Lets call this graph $I$, since it's basically just the index set, but with a bit more structure.
There's two sets of vertexes of particular interest:
- $I_0 = \{i \in I : U_i \ni 0\}.$
- $I_1 = \{i \in I : U_i \ni 1\}.$
So $(I,I_0,I_1)$ is a graph with two distinguished sets of vertexes. We can think of these as 'start nodes' and 'end nodes.'
It seems to be the case that every graph-with-startnodes-and-endnodes obtained in this way has the property that there exists a walk from a startnode to an endnode. I don't have a firm understanding of the topological reasons why this is true; I can't prove it. However it seems to be largely a consequence of the connectedness of $[0,1]$. We might therefore conjecture the following:
Conjecture. Let $X$ denote a connected topological space and $U$ denote a finite open cover of $X$ indexed by a set $I$. Consider the graph $I$ defined by the sharing of elements (as above). Then $I$ is connected as a graph, meaning there's a walk between any two vertexes.
I'd like to know:
Questions. Firstly, is this true?
If not, then secondly, what further assumptions do we need on $X$ before it becomes true?

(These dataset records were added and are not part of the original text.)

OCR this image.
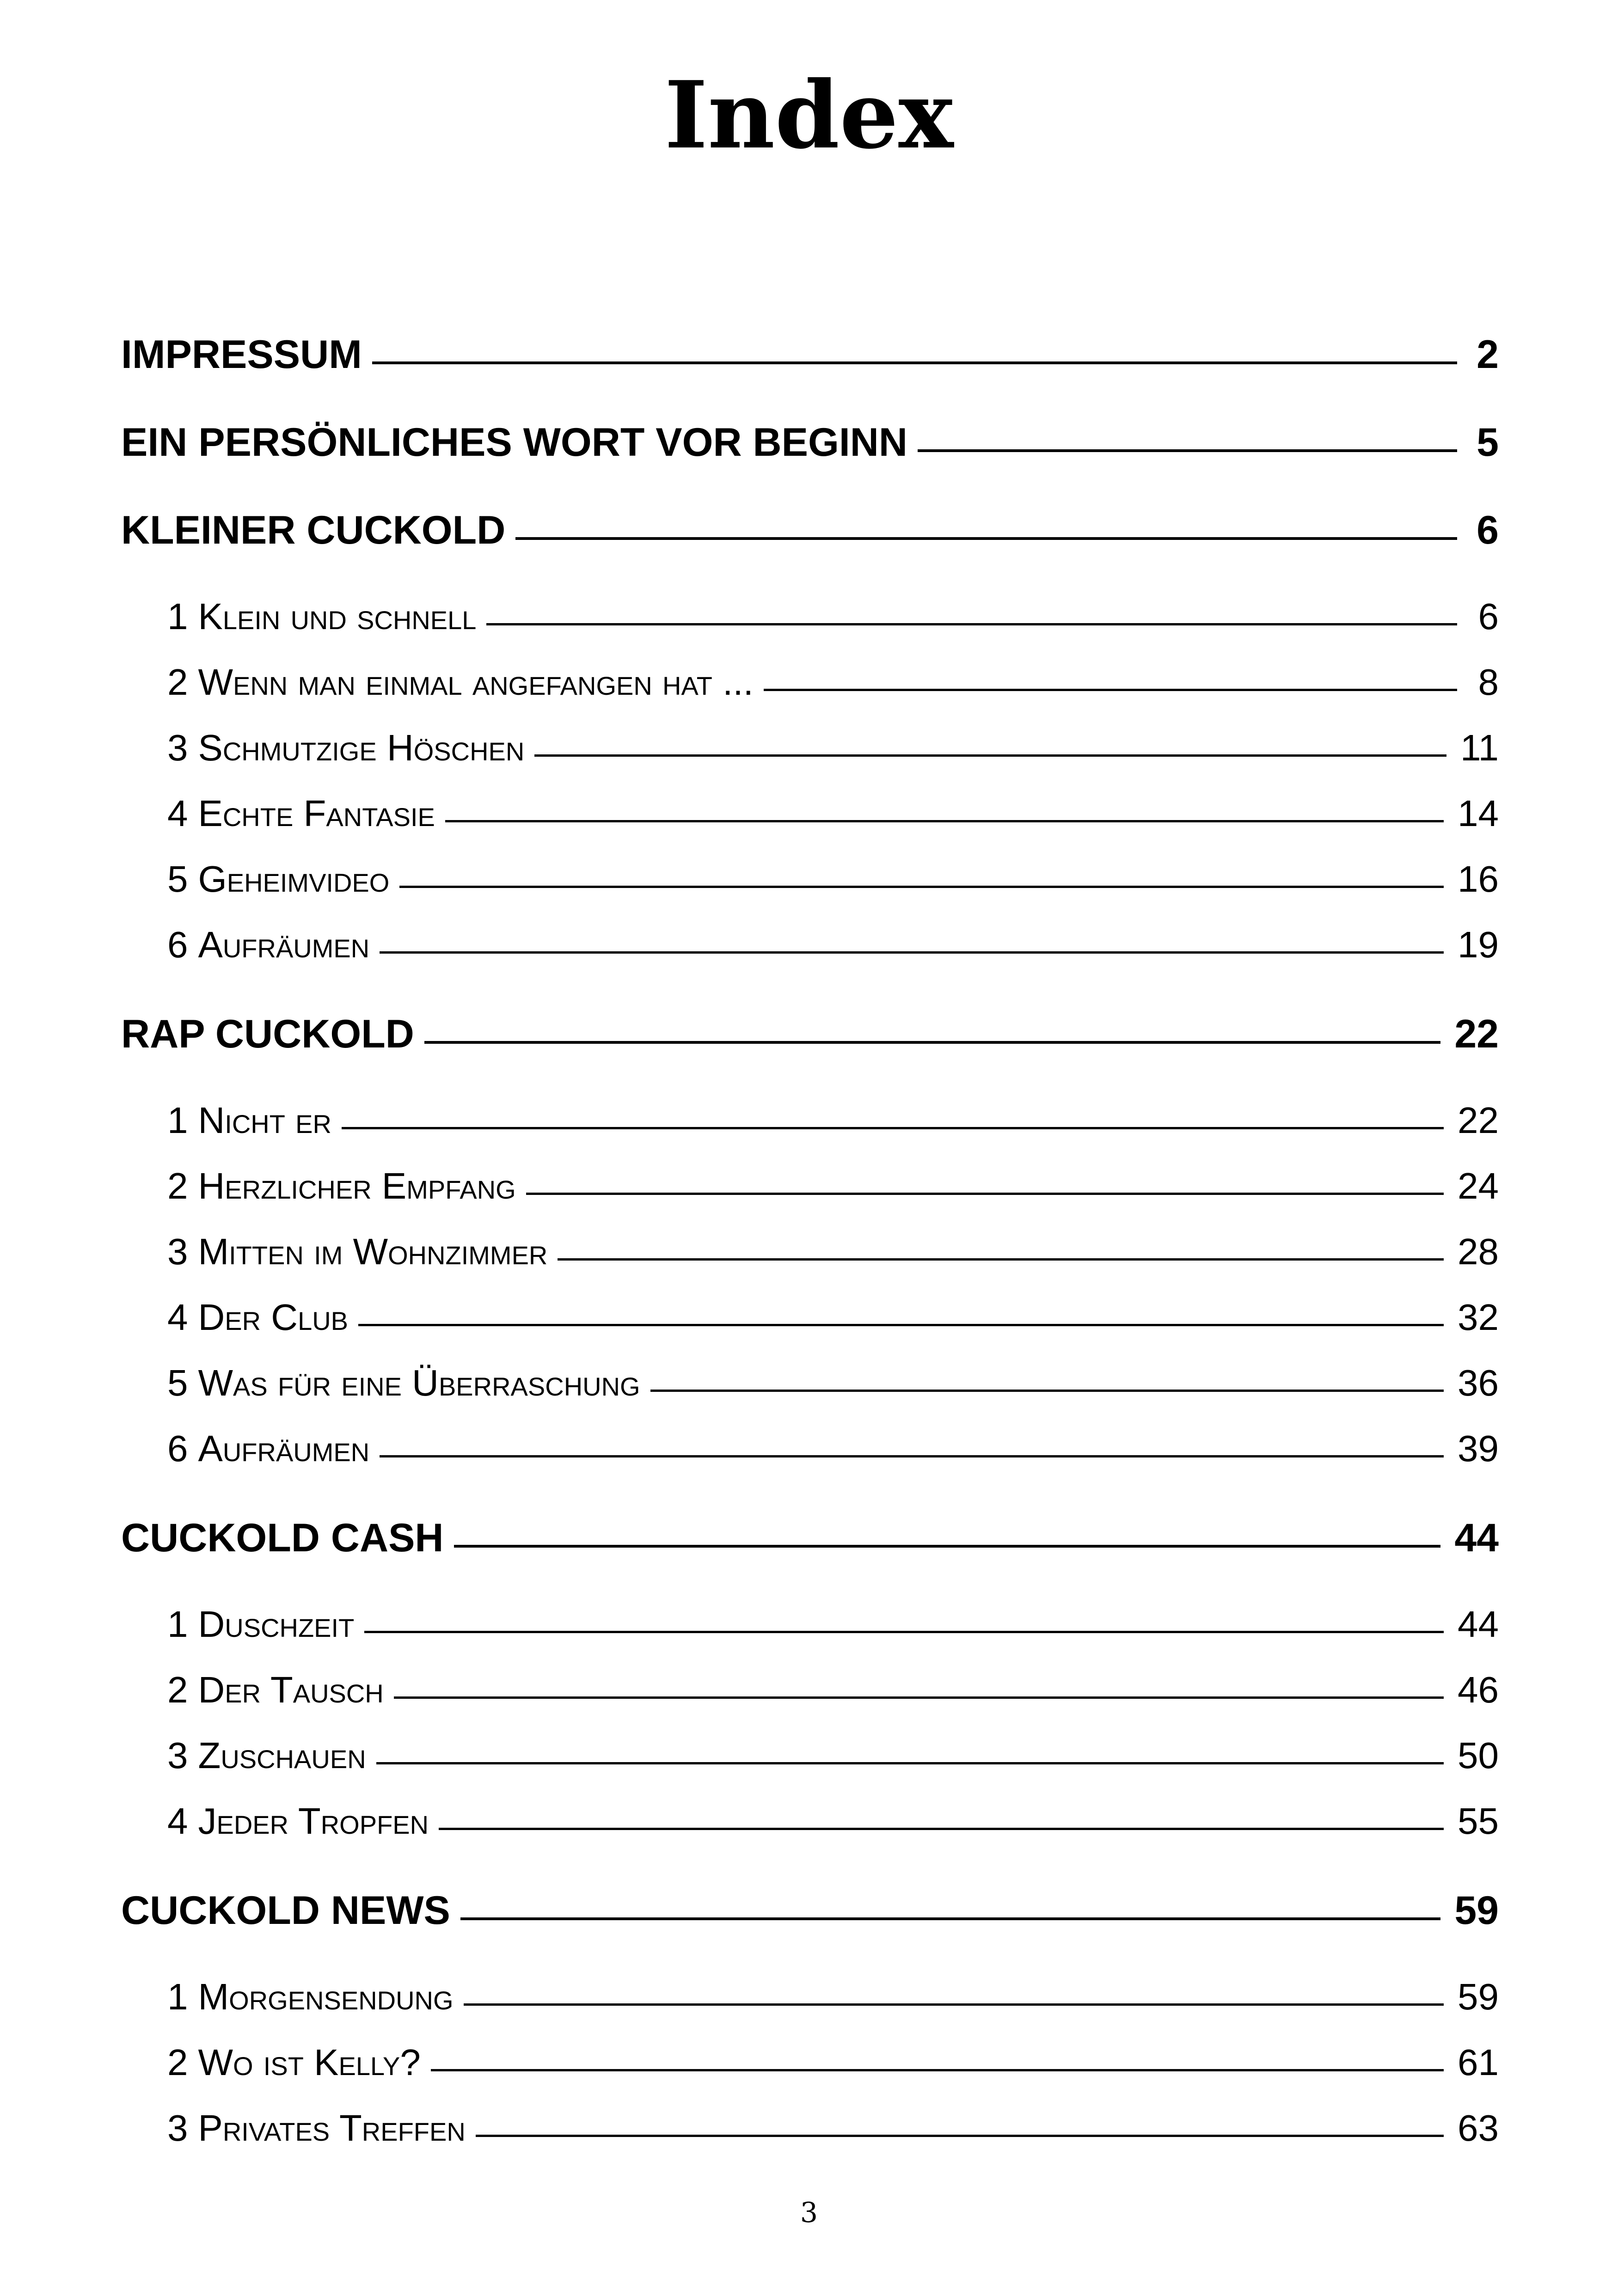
Index
IMPRESSUM	2
EIN PERSÖNLICHES WORT VOR BEGINN	5
KLEINER CUCKOLD	6
1 Klein und schnell	6
2 Wenn man einmal angefangen hat ...	8
3 Schmutzige Höschen	11
4 Echte Fantasie	14
5 Geheimvideo	16
6 Aufräumen	19
RAP CUCKOLD	22
1 Nicht er	22
2 Herzlicher Empfang	24
3 Mitten im Wohnzimmer	28
4 Der Club	32
5 Was für eine Überraschung	36
6 Aufräumen	39
CUCKOLD CASH	44
1 Duschzeit	44
2 Der Tausch	46
3 Zuschauen	50
4 Jeder Tropfen	55
CUCKOLD NEWS	59
1 Morgensendung	59
2 Wo ist Kelly?	61
3 Privates Treffen	63
3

The claim is true for connected spaces.
Assume by contradiction that your graph is disconnected. Write $G=G_1 \cup G_2$ as the union of two disjoint subgraphs $G_1=(V_1, E_1), G_2(V_2,E_2)$.
Define $$W_1= \bigcup_{j \in V_1} U_{j} \\ W_2= \bigcup_{j \in V_2} U_{j} $$
Then $W_1, W_2$ are open and $X=W_1 \cup W_2$.
Now, since there is no edge between $E_1$ and $E_2$ you have $W_1 \cap W_2 =\emptyset$.
This gives that $W_1, W_2$ are clopen in $X$ and hence $X$ is disconnected.